Macky courtise Idy et Gakou

L’hommage au défunt Secrétaire général du Parti socialiste (Ps) a vécu. Ousmane Tanor Dieng, décédé le 15 juillet 2019, a été célébré par les siens mais c’est toute la classe politique qui a répondu à l’appel des socialistes, majorité comme opposition. Et cela a été le moment pour le président de la République de draguer encore son rival, Idrissa Seck arrivé deuxième lors de la précédente présidentielle. «Je salue mon cher ainé, Idrissa Seck, mon frère Malick Gakou et tous les autres. Je voudrais vous dire qu’au-delà de la diversité de nos trajectoires, nous avons en commun la seule et grande référence qui est ce pays, qui est le nôtre. Cette terre de nos ancêtres. Il (nous) faut bien que toutes les contradictions soient dissoutes dans l’unité autour de la grandeur de notre nation», a déclaré Macky Sall.

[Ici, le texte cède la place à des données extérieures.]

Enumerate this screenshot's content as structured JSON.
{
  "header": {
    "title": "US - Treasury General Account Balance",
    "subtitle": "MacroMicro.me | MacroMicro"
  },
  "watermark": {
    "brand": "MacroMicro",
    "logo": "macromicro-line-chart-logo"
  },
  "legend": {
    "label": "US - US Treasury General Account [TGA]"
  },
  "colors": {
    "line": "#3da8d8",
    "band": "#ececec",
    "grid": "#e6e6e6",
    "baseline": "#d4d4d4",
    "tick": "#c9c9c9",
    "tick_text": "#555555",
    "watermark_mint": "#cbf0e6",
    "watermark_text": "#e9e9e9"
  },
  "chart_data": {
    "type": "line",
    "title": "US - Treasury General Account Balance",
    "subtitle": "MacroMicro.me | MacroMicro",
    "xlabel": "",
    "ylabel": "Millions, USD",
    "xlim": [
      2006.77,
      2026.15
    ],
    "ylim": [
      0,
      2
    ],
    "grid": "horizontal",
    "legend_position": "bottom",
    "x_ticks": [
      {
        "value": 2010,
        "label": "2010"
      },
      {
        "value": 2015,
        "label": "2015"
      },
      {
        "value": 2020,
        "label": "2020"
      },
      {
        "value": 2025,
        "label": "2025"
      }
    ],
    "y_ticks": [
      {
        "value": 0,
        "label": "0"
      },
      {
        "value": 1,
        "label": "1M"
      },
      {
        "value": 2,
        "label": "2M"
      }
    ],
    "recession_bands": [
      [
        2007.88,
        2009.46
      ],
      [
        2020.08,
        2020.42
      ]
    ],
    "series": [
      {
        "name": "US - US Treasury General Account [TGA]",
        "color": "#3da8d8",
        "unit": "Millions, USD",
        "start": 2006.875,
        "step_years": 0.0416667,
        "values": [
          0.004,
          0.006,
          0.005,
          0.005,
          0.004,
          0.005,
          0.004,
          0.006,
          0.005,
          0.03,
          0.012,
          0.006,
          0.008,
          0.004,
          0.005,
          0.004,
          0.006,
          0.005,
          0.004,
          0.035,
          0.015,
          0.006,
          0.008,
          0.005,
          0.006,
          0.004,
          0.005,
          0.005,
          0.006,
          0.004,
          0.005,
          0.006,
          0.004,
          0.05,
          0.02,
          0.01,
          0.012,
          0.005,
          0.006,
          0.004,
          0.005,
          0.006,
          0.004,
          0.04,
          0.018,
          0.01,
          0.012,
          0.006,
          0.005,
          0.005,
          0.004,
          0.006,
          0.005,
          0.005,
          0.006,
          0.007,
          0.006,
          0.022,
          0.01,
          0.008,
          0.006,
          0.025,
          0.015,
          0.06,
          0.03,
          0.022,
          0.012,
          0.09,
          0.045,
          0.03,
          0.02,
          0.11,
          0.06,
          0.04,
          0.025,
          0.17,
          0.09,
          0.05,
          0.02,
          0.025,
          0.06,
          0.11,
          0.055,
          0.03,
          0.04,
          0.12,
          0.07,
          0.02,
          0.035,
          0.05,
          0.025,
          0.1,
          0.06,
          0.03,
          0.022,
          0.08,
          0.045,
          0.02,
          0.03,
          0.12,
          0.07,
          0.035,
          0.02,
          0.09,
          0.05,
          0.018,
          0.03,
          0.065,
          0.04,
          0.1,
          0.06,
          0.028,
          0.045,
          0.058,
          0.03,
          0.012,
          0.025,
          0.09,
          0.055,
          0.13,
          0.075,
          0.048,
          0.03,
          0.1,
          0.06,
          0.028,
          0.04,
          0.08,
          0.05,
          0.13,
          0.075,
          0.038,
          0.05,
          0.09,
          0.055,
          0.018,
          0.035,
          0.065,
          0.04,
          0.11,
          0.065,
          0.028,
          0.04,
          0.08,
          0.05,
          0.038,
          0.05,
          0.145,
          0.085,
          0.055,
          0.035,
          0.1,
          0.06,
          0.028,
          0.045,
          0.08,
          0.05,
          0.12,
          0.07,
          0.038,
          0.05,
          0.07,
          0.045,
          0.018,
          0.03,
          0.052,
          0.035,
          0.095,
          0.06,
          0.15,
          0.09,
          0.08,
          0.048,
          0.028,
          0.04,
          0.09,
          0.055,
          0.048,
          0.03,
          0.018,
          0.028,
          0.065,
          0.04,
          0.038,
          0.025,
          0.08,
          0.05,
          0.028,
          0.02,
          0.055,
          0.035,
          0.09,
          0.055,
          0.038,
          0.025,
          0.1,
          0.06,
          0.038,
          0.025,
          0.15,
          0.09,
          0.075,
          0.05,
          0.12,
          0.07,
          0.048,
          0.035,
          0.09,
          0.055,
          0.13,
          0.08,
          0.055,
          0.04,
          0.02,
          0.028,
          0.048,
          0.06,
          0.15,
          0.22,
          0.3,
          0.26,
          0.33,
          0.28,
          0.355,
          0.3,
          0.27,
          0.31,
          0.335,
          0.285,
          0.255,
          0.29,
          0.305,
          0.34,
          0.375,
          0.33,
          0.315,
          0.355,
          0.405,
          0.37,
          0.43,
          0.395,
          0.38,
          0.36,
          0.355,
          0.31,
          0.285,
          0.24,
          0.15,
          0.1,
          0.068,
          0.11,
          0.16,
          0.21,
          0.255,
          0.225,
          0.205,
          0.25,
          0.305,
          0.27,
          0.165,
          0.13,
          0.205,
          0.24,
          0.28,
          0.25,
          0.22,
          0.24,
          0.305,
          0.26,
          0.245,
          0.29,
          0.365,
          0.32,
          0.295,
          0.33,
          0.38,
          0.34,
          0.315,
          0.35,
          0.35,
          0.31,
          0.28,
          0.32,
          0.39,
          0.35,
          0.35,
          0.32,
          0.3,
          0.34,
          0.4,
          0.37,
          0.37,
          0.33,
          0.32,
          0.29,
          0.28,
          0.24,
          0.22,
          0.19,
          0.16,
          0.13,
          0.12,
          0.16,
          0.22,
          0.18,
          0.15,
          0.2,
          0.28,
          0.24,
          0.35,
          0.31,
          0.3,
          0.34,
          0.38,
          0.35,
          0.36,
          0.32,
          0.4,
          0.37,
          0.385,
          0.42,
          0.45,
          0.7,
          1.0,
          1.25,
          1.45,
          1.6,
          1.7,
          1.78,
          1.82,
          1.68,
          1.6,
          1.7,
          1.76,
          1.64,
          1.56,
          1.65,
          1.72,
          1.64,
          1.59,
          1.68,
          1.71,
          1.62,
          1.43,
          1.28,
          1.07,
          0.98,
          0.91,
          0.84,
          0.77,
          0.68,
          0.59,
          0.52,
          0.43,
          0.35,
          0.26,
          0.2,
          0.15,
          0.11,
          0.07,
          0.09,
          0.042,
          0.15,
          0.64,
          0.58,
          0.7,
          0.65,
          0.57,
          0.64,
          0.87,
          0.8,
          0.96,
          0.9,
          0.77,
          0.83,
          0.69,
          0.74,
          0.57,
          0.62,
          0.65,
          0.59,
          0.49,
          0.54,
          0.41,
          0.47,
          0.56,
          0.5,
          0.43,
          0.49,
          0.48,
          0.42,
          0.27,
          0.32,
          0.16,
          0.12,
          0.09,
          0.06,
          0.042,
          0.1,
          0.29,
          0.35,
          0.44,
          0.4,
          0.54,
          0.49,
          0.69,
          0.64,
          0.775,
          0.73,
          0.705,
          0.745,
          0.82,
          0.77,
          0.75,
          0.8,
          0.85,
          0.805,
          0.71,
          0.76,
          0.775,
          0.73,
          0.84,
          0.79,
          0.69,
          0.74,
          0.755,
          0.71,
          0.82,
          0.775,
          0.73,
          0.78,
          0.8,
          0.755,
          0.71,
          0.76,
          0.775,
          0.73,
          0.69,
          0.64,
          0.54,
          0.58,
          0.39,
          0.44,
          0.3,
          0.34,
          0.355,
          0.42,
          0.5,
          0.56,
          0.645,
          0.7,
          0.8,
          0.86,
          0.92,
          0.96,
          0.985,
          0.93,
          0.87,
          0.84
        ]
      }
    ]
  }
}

Très en verve, le chef de l’Etat ne manque pas d’évoquer le nom de l’ancien maire de Thiès quand il s’agit de parler de l’estime que le Pape du Sopi avait pour le défunt président du Hcct. «De Senghor qui l’a identifié et appelé auprès de lui, de Abdou Diouf que je salue au passage qui en a fait son premier collaborateur. Mais aussi je peux le dire en témoignage du président Abdoulaye Wade, qui bien que n’étant pas du même bord que lui, avait pourtant beaucoup de respect et de considération pour le président Ousmane Tanor Dieng. Le Premier ministre Idrissa Seck en est témoin et j’en suis témoin», souligne Macky Sall.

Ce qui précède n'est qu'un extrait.